The restaurant is located right past the corner of Bay and St. Joseph streets and is a pretty large and imposing space. The aesthetic is somewhere on the way from attractive to garish—how far along would depend on your point of view: it certainly is meant to signal luxe. Our reservation was early on a Thursday, at 6 pm, and the restaurant was relatively empty when we arrived. By the time we left, closer to 8, it had begun to fill up. There were lots of large family groups there for banquet meals. We weren’t a family group but we were there for a banquet meal as well. We were a party of 11, with two vegetarians among us. We ordered the banquet menu for 10 for the non-vegetarians and a number of separate dishes for the vegetarians. You might think the larger fraction callous for leaving the ethical eaters to their own devices but they were very happy with their food as well.

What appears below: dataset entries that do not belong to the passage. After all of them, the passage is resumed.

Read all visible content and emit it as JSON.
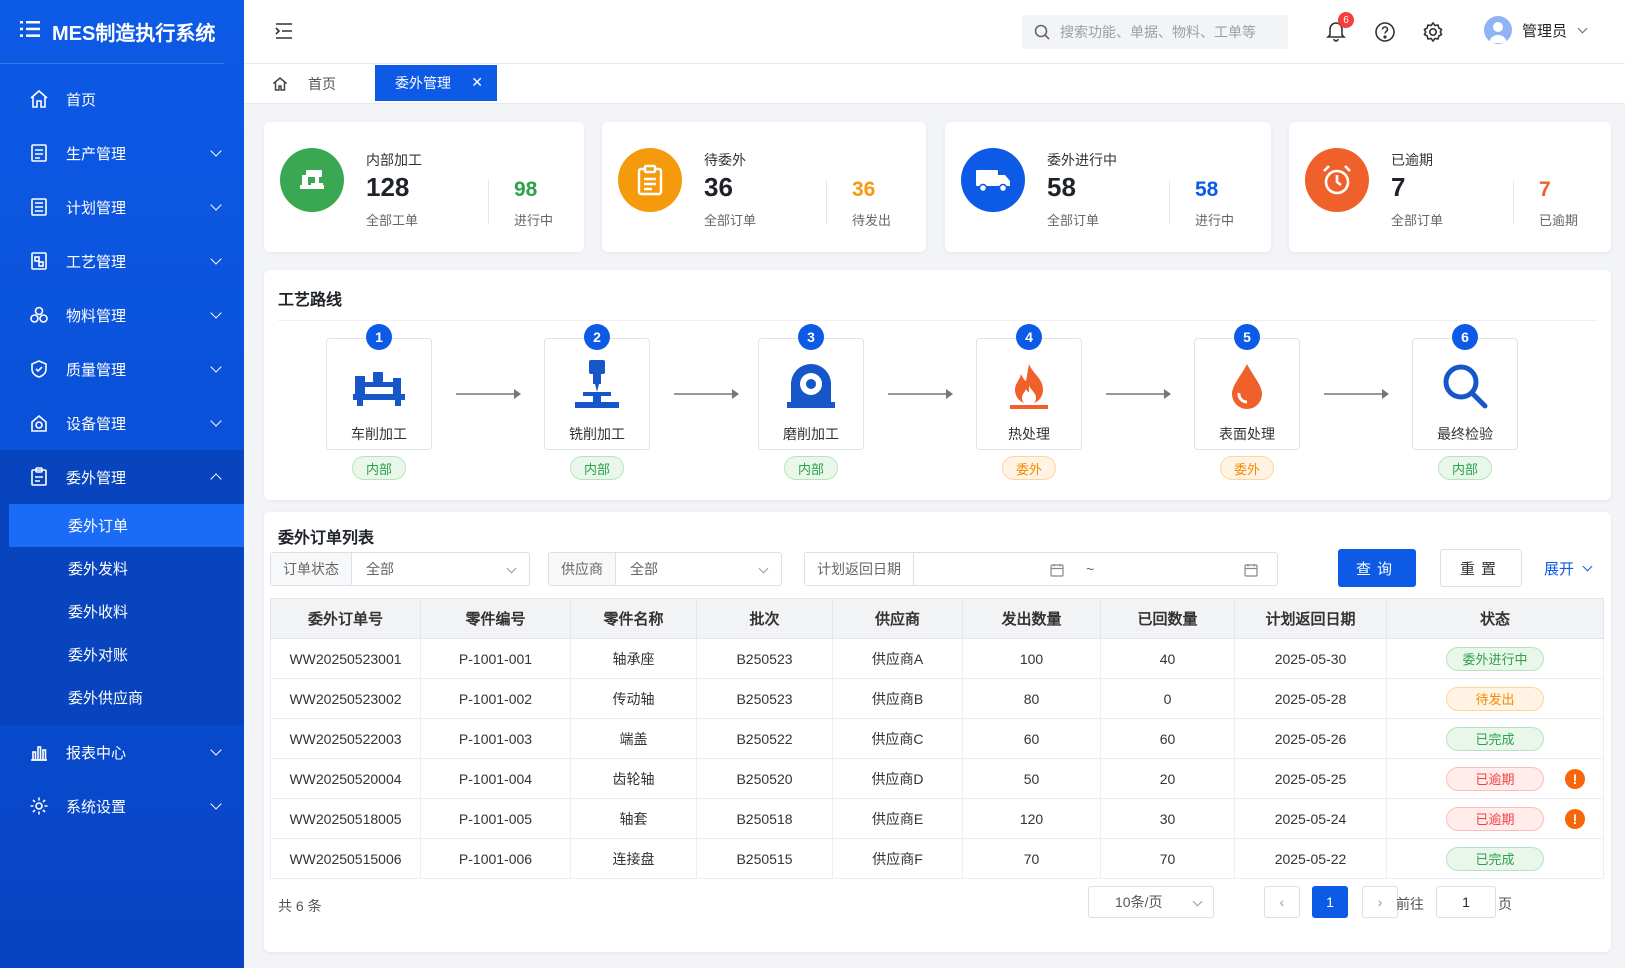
{
  "app": {
    "title": "MES制造执行系统"
  },
  "sidebar": {
    "items": [
      {
        "label": "首页",
        "icon": "home-icon"
      },
      {
        "label": "生产管理",
        "icon": "production-icon"
      },
      {
        "label": "计划管理",
        "icon": "plan-icon"
      },
      {
        "label": "工艺管理",
        "icon": "process-icon"
      },
      {
        "label": "物料管理",
        "icon": "material-icon"
      },
      {
        "label": "质量管理",
        "icon": "quality-icon"
      },
      {
        "label": "设备管理",
        "icon": "equipment-icon"
      },
      {
        "label": "委外管理",
        "icon": "outsource-icon"
      },
      {
        "label": "报表中心",
        "icon": "report-icon"
      },
      {
        "label": "系统设置",
        "icon": "settings-icon"
      }
    ],
    "submenu": [
      "委外订单",
      "委外发料",
      "委外收料",
      "委外对账",
      "委外供应商"
    ]
  },
  "header": {
    "search_placeholder": "搜索功能、单据、物料、工单等",
    "notification_count": "6",
    "user_name": "管理员"
  },
  "tabs": {
    "home": "首页",
    "active": "委外管理"
  },
  "stats": [
    {
      "label": "内部加工",
      "value": "128",
      "sub": "全部工单",
      "value2": "98",
      "sub2": "进行中",
      "color": "#2ba24c"
    },
    {
      "label": "待委外",
      "value": "36",
      "sub": "全部订单",
      "value2": "36",
      "sub2": "待发出",
      "color": "#f59a0c"
    },
    {
      "label": "委外进行中",
      "value": "58",
      "sub": "全部订单",
      "value2": "58",
      "sub2": "进行中",
      "color": "#0d5ae6"
    },
    {
      "label": "已逾期",
      "value": "7",
      "sub": "全部订单",
      "value2": "7",
      "sub2": "已逾期",
      "color": "#f0602b"
    }
  ],
  "route": {
    "title": "工艺路线",
    "steps": [
      {
        "num": "1",
        "name": "车削加工",
        "tag": "内部",
        "type": "in",
        "icon": "lathe-icon"
      },
      {
        "num": "2",
        "name": "铣削加工",
        "tag": "内部",
        "type": "in",
        "icon": "milling-icon"
      },
      {
        "num": "3",
        "name": "磨削加工",
        "tag": "内部",
        "type": "in",
        "icon": "grinding-icon"
      },
      {
        "num": "4",
        "name": "热处理",
        "tag": "委外",
        "type": "out",
        "icon": "fire-icon"
      },
      {
        "num": "5",
        "name": "表面处理",
        "tag": "委外",
        "type": "out",
        "icon": "droplet-icon"
      },
      {
        "num": "6",
        "name": "最终检验",
        "tag": "内部",
        "type": "in",
        "icon": "magnifier-icon"
      }
    ]
  },
  "orders": {
    "title": "委外订单列表",
    "filters": {
      "status_label": "订单状态",
      "status_value": "全部",
      "supplier_label": "供应商",
      "supplier_value": "全部",
      "date_label": "计划返回日期",
      "date_sep": "~"
    },
    "query_button": "查询",
    "reset_button": "重置",
    "expand_button": "展开",
    "columns": [
      "委外订单号",
      "零件编号",
      "零件名称",
      "批次",
      "供应商",
      "发出数量",
      "已回数量",
      "计划返回日期",
      "状态"
    ],
    "rows": [
      [
        "WW20250523001",
        "P-1001-001",
        "轴承座",
        "B250523",
        "供应商A",
        "100",
        "40",
        "2025-05-30",
        "委外进行中"
      ],
      [
        "WW20250523002",
        "P-1001-002",
        "传动轴",
        "B250523",
        "供应商B",
        "80",
        "0",
        "2025-05-28",
        "待发出"
      ],
      [
        "WW20250522003",
        "P-1001-003",
        "端盖",
        "B250522",
        "供应商C",
        "60",
        "60",
        "2025-05-26",
        "已完成"
      ],
      [
        "WW20250520004",
        "P-1001-004",
        "齿轮轴",
        "B250520",
        "供应商D",
        "50",
        "20",
        "2025-05-25",
        "已逾期"
      ],
      [
        "WW20250518005",
        "P-1001-005",
        "轴套",
        "B250518",
        "供应商E",
        "120",
        "30",
        "2025-05-24",
        "已逾期"
      ],
      [
        "WW20250515006",
        "P-1001-006",
        "连接盘",
        "B250515",
        "供应商F",
        "70",
        "70",
        "2025-05-22",
        "已完成"
      ]
    ],
    "status_styles": {
      "委外进行中": "green",
      "待发出": "orange",
      "已完成": "green",
      "已逾期": "red"
    },
    "total": "共 6 条",
    "page_size": "10条/页",
    "current_page": "1",
    "goto_label": "前往",
    "goto_value": "1",
    "page_word": "页"
  }
}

So, what did we get? The vegetarians started off with an order of spring rolls. This was followed by a stir-fry of mixed vegetables served in a taro nest, an order of braised tofu with two kinds of mushrooms, and braised eggplant in spicy sauce. All of it was good; the eggplant was probably the favourite. Portions being large, many of us carnivores sneaked tastes of their food as well.
Our dinner was considerably more baroque. There are 11 items on the set banquet menu for 10. It starts with Peking duck (though this came out second for us) and ends with an order of house made cookies. Along the way there was crab meat soup with fish maw (a highlight for me), a stir-fry of the non breast parts of the duck served with lettuce cups, stir-fried scallops and chicken with yam, braised snow pea leaves with enoki mushrooms and conpoy (perhaps my favourite dish of the meal), crispy chicken served with a spicy-sweet sauce, double-steamed sea bass with ginger and onion (another highlight), stir-fried twin lobsters with ginger and onion (ditto), seafood fried rice (perfect), and braised e-fu noodles with abalone sauce.

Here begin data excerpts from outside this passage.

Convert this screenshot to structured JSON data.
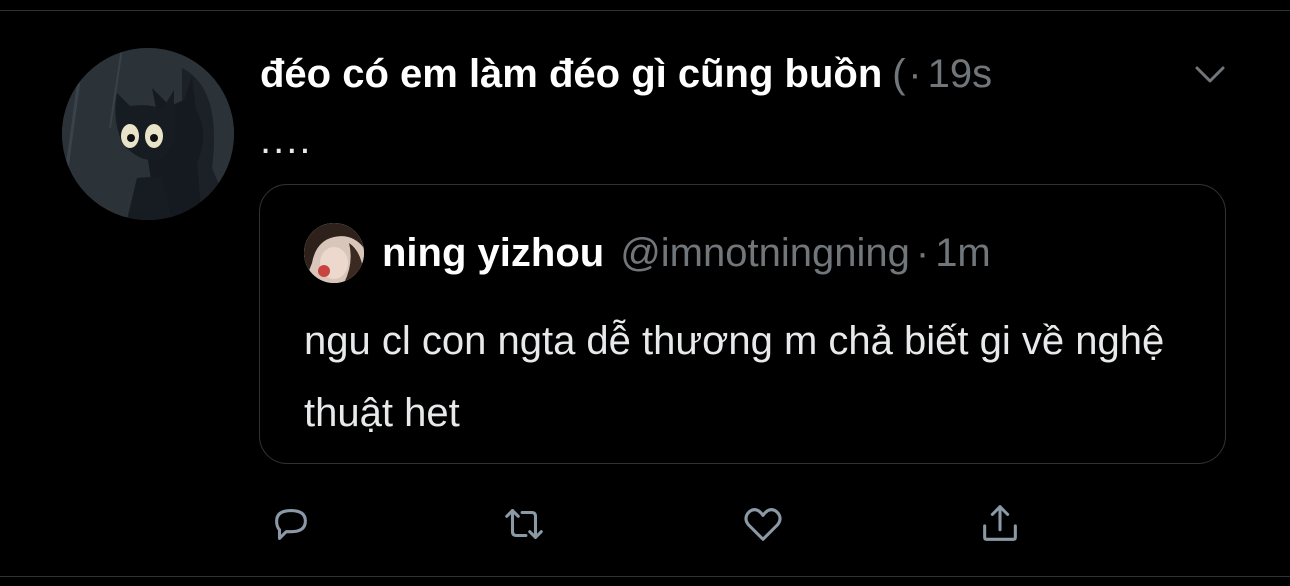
{
  "tweet": {
    "display_name": "đéo có em làm đéo gì cũng buồn",
    "handle_truncated": "(",
    "separator": "·",
    "time": "19s",
    "text": "...."
  },
  "quoted_tweet": {
    "display_name": "ning yizhou",
    "handle": "@imnotningning",
    "separator": "·",
    "time": "1m",
    "text": "ngu cl con ngta dễ thương m chả biết gi về nghệ thuật het"
  },
  "icons": [
    "avatar",
    "more-caret-icon",
    "reply-icon",
    "retweet-icon",
    "like-icon",
    "share-icon"
  ],
  "colors": {
    "background": "#000000",
    "text": "#e7e9ea",
    "secondary_text": "#71767b",
    "border": "#2f3336"
  }
}
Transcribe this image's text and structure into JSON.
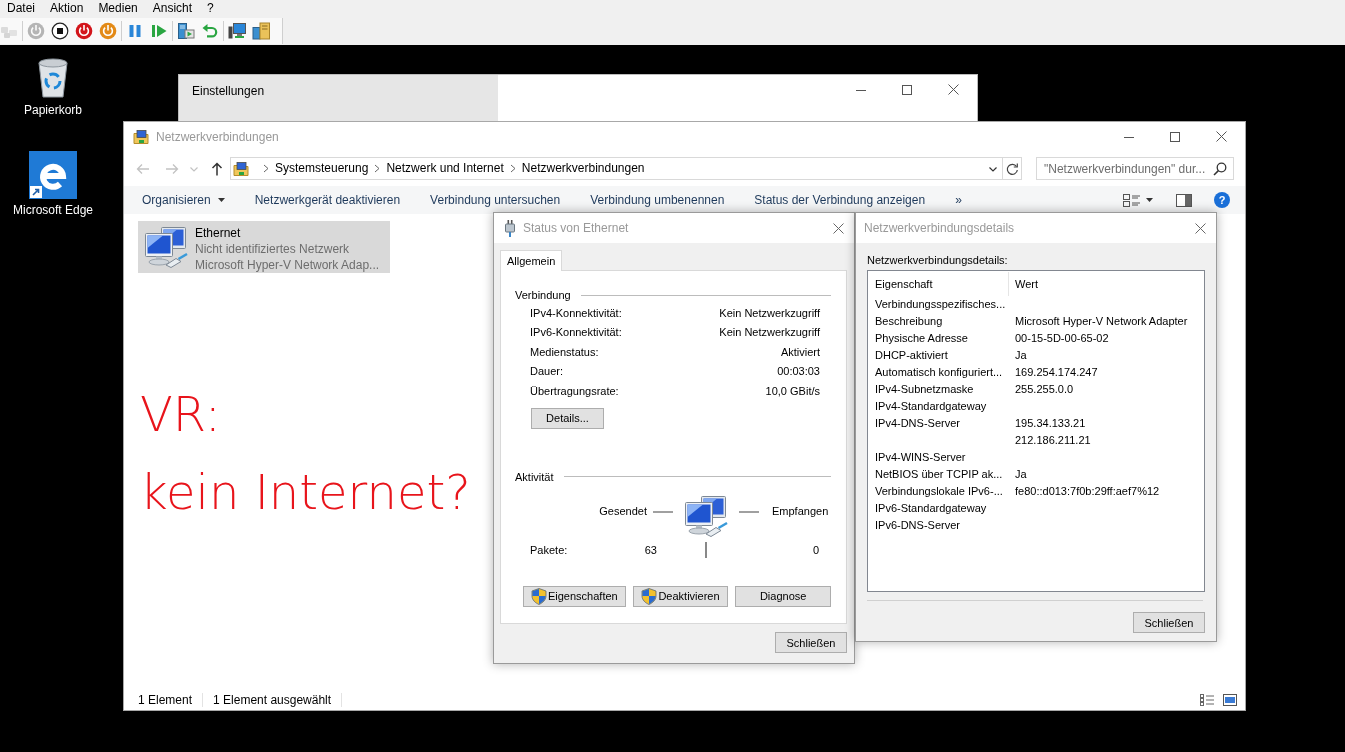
{
  "vm_window": {
    "menu": [
      "Datei",
      "Aktion",
      "Medien",
      "Ansicht",
      "?"
    ],
    "toolbar_groups": [
      [
        {
          "kind": "ctrl-alt-del",
          "disabled": true
        }
      ],
      [
        {
          "kind": "start",
          "disabled": true
        },
        {
          "kind": "turn-off",
          "disabled": false
        },
        {
          "kind": "shut-down",
          "disabled": false
        },
        {
          "kind": "save",
          "disabled": false
        }
      ],
      [
        {
          "kind": "pause",
          "disabled": false
        },
        {
          "kind": "reset",
          "disabled": false
        }
      ],
      [
        {
          "kind": "checkpoint",
          "disabled": false
        },
        {
          "kind": "revert",
          "disabled": false
        }
      ],
      [
        {
          "kind": "enhanced-session",
          "disabled": false
        },
        {
          "kind": "share",
          "disabled": false
        }
      ]
    ]
  },
  "desktop_icons": [
    {
      "kind": "recycle-bin",
      "label": "Papierkorb"
    },
    {
      "kind": "edge",
      "label": "Microsoft Edge"
    }
  ],
  "settings_window": {
    "title": "Einstellungen"
  },
  "explorer": {
    "title": "Netzwerkverbindungen",
    "active": false,
    "navigation": [
      {
        "kind": "back",
        "disabled": true
      },
      {
        "kind": "forward",
        "disabled": true
      },
      {
        "kind": "recent",
        "disabled": true
      },
      {
        "kind": "up",
        "disabled": false
      }
    ],
    "breadcrumb": [
      "Systemsteuerung",
      "Netzwerk und Internet",
      "Netzwerkverbindungen"
    ],
    "search": {
      "placeholder": "\"Netzwerkverbindungen\" dur..."
    },
    "commands": [
      {
        "kind": "menu",
        "label": "Organisieren"
      },
      {
        "kind": "command",
        "label": "Netzwerkgerät deaktivieren"
      },
      {
        "kind": "command",
        "label": "Verbindung untersuchen"
      },
      {
        "kind": "command",
        "label": "Verbindung umbenennen"
      },
      {
        "kind": "command",
        "label": "Status der Verbindung anzeigen"
      },
      {
        "kind": "overflow",
        "label": "»"
      }
    ],
    "help_button": "?",
    "items": [
      {
        "name": "Ethernet",
        "status": "Nicht identifiziertes Netzwerk",
        "adapter": "Microsoft Hyper-V Network Adap...",
        "selected": true
      }
    ],
    "status_bar": [
      "1 Element",
      "1 Element ausgewählt"
    ]
  },
  "handwritten_note": [
    "VR:",
    "kein Internet?"
  ],
  "status_dialog": {
    "title": "Status von Ethernet",
    "active": false,
    "tabs": [
      {
        "label": "Allgemein",
        "selected": true
      }
    ],
    "connection": {
      "heading": "Verbindung",
      "rows": [
        {
          "label": "IPv4-Konnektivität:",
          "value": "Kein Netzwerkzugriff"
        },
        {
          "label": "IPv6-Konnektivität:",
          "value": "Kein Netzwerkzugriff"
        },
        {
          "label": "Medienstatus:",
          "value": "Aktiviert"
        },
        {
          "label": "Dauer:",
          "value": "00:03:03"
        },
        {
          "label": "Übertragungsrate:",
          "value": "10,0 GBit/s"
        }
      ],
      "details_button": "Details..."
    },
    "activity": {
      "heading": "Aktivität",
      "sent_label": "Gesendet",
      "received_label": "Empfangen",
      "packets_label": "Pakete:",
      "packets_sent": "63",
      "packets_received": "0"
    },
    "buttons": [
      {
        "label": "Eigenschaften",
        "shield": true
      },
      {
        "label": "Deaktivieren",
        "shield": true
      },
      {
        "label": "Diagnose",
        "shield": false
      }
    ],
    "close_button": "Schließen"
  },
  "details_dialog": {
    "title": "Netzwerkverbindungsdetails",
    "active": false,
    "caption": "Netzwerkverbindungsdetails:",
    "columns": [
      "Eigenschaft",
      "Wert"
    ],
    "rows": [
      {
        "property": "Verbindungsspezifisches..."
      },
      {
        "property": "Beschreibung",
        "value": "Microsoft Hyper-V Network Adapter"
      },
      {
        "property": "Physische Adresse",
        "value": "00-15-5D-00-65-02"
      },
      {
        "property": "DHCP-aktiviert",
        "value": "Ja"
      },
      {
        "property": "Automatisch konfiguriert...",
        "value": "169.254.174.247"
      },
      {
        "property": "IPv4-Subnetzmaske",
        "value": "255.255.0.0"
      },
      {
        "property": "IPv4-Standardgateway"
      },
      {
        "property": "IPv4-DNS-Server",
        "value": "195.34.133.21"
      },
      {
        "value": "212.186.211.21"
      },
      {
        "property": "IPv4-WINS-Server"
      },
      {
        "property": "NetBIOS über TCPIP ak...",
        "value": "Ja"
      },
      {
        "property": "Verbindungslokale IPv6-...",
        "value": "fe80::d013:7f0b:29ff:aef7%12"
      },
      {
        "property": "IPv6-Standardgateway"
      },
      {
        "property": "IPv6-DNS-Server"
      }
    ],
    "close_button": "Schließen"
  }
}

The emphasis, as is not unusual for Cantonese food of this genre, was largely on subtle flavours and textures. I’m not sure if every member of the group found this to be to their liking over the course of the entire meal—a few people I fear found more than a few dishes to be too bland. But I think almost everyone enjoyed the experience anyway, and there were a few dishes that were uniformly liked by all: the Peking duck, the stir-fried duck, the lobster, the steamed sea bass.
For pictures of the space and the food please launch the slideshow below. Scroll down to see how much it all cost and for thoughts on service and value.
Service was excellent: always present and solicitous without being overbearing; and our head server was quick to explain things to people who had questions or needed guidance on how to eat some dishes. We had a large number of dishes coming out but things never got frantic; and they were quick to transfer things to smaller bowls or plates once we’d made big dents in them. Price? With 11 beers and two glasses of wine the total came to just short of $780 CAD before tip and I want to say $940 with tip (I was in charge of ordering but not paying, which is always the preferred arrangement). So about $720 USD or roughly $65/head. For the nature, quality and quantity of what we ate I would say it was a screaming deal.
It is, of course, not surprising that the meal was so good. Toronto is second only to Vancouver in the strength of its Chinese, and particularly Cantonese food scene. And though both cities are superior to greater Los Angeles and San Francisco in this regard this meal did make me think that we should really do a proper Cantonese dinner at Sea Harbour or Elite in the San Gabriel Valley the next time we’re in Los Angeles—we only use them as dim sum houses but that’s not even their major strength.
Alright, the next food stop will be in Montreal. After that we’ll move to north Minneapolis before coming back to Toronto for a modern Mexican dinner.